More proof the Times Union is in the bag for superintendent Vitti. Uniform edition. (rough draft)

First let me say personally I like Denise Amos Smith the chief education writer for the Times Union and she is heads and shoulders above what we used to have but come on man, enough is enough.

The first headline read, School Board discussing uniform policy which is heavily favored by parents.

This teaser piece had no details to support this assertion, nope they came later.

The second piece was titled, Duval tosses uniform plan in a hamper.

Okay let me say that was pretty punny but it also means I don’t have to write the following pieces.

The super tries another gimmick.

Uniforms haven’t helped the following schools in Jax, and

Where’s the beef, I mean data that says uniforms make a difference, oh wait it doesn’t exist.

So thank you school board for having a rare moment of clarity and allowing my House of Card’s marathon to proceed relatively uninterrupted.

All that being said let me get to my, the Times Union is in the bag for the superintendent point.

Here is the heavily supported by parents data.

 By contrast, most of the 6,930 or so adults surveyed said they prefer school uniforms. That includes 54 percent of parents, 57 percent of teachers and 63 percent of the people who attended PTA and School Advisory Council meetings.
6930, that’s not a small number well that is unless you compare it to the 250,000 parents and teachers in the district.

Furthermore does 54 percent equal heavily favored?

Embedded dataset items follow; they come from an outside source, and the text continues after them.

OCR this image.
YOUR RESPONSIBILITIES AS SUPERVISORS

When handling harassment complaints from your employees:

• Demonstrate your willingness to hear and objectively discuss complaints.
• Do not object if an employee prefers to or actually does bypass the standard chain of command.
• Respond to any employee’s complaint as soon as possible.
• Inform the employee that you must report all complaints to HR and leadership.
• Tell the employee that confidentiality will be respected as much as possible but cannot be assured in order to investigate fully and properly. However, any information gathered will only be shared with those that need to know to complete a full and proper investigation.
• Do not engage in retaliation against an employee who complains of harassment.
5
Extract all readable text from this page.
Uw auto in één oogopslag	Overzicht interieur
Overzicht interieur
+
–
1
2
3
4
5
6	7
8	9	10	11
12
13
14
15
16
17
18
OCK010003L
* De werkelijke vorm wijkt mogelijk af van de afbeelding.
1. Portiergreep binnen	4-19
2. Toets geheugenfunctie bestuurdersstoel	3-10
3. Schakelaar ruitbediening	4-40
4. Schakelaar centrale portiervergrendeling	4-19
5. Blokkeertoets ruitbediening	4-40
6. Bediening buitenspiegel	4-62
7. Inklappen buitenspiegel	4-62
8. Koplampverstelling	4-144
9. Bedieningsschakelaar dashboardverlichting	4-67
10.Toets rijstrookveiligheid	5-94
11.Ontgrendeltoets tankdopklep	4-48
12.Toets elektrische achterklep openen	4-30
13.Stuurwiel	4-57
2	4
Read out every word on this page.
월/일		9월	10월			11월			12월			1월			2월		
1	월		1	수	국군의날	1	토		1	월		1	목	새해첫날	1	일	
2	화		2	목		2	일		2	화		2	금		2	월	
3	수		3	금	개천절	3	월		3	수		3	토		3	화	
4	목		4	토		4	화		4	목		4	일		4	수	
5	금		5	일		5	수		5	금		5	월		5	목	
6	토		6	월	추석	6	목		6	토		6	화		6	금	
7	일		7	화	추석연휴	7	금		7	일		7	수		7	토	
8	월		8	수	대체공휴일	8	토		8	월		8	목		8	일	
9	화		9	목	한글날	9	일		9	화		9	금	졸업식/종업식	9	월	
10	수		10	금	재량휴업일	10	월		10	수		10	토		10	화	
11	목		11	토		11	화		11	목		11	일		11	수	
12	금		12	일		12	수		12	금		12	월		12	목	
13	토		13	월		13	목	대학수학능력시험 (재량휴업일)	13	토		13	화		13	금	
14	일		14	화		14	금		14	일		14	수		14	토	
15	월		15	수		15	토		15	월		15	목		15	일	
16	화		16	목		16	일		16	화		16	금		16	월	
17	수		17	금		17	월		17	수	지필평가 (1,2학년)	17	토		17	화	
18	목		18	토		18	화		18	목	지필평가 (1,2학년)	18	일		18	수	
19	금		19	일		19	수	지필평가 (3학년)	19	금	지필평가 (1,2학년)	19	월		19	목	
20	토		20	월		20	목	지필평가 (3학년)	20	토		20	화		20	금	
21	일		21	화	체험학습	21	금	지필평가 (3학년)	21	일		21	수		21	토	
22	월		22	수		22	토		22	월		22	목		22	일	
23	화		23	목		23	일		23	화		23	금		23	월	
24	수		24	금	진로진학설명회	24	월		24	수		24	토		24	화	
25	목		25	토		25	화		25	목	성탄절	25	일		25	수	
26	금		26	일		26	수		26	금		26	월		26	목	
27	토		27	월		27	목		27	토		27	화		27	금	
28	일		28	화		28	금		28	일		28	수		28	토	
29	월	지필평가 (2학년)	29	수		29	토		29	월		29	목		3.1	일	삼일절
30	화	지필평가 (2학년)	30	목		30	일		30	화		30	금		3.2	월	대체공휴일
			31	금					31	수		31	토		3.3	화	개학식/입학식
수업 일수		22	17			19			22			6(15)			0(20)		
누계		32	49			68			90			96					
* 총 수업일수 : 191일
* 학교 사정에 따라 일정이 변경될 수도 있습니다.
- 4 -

Also did they use the same techniques to filter out multiple voters that they used on students?  

According to the district’s non-scientific polls, 75 percent of 2,070 or so students shot down the idea of an official wardrobe.
“There were some students who went on and voted hundreds of times in order to rig the results,” said Superintendent Nikolai Vitti.
Staff was able to “clean up” the survey data by counting one vote per computer device, he said.

Two things, my bet is not and let’s give those students kudos for all their hard work.

Now maybe I am nitpicking but words have meaning and when the Times Union says, heavily favored but the truth turns out that it was a small unscientific sample it seems to me like the TU is spreading a narrative not facts, not the truth and definitely not news.

Look I get it earnest people can disagree about issues like uniforms but what we should all agree with, is that we need a media that is going to present facts, not one that is going to sell an agenda.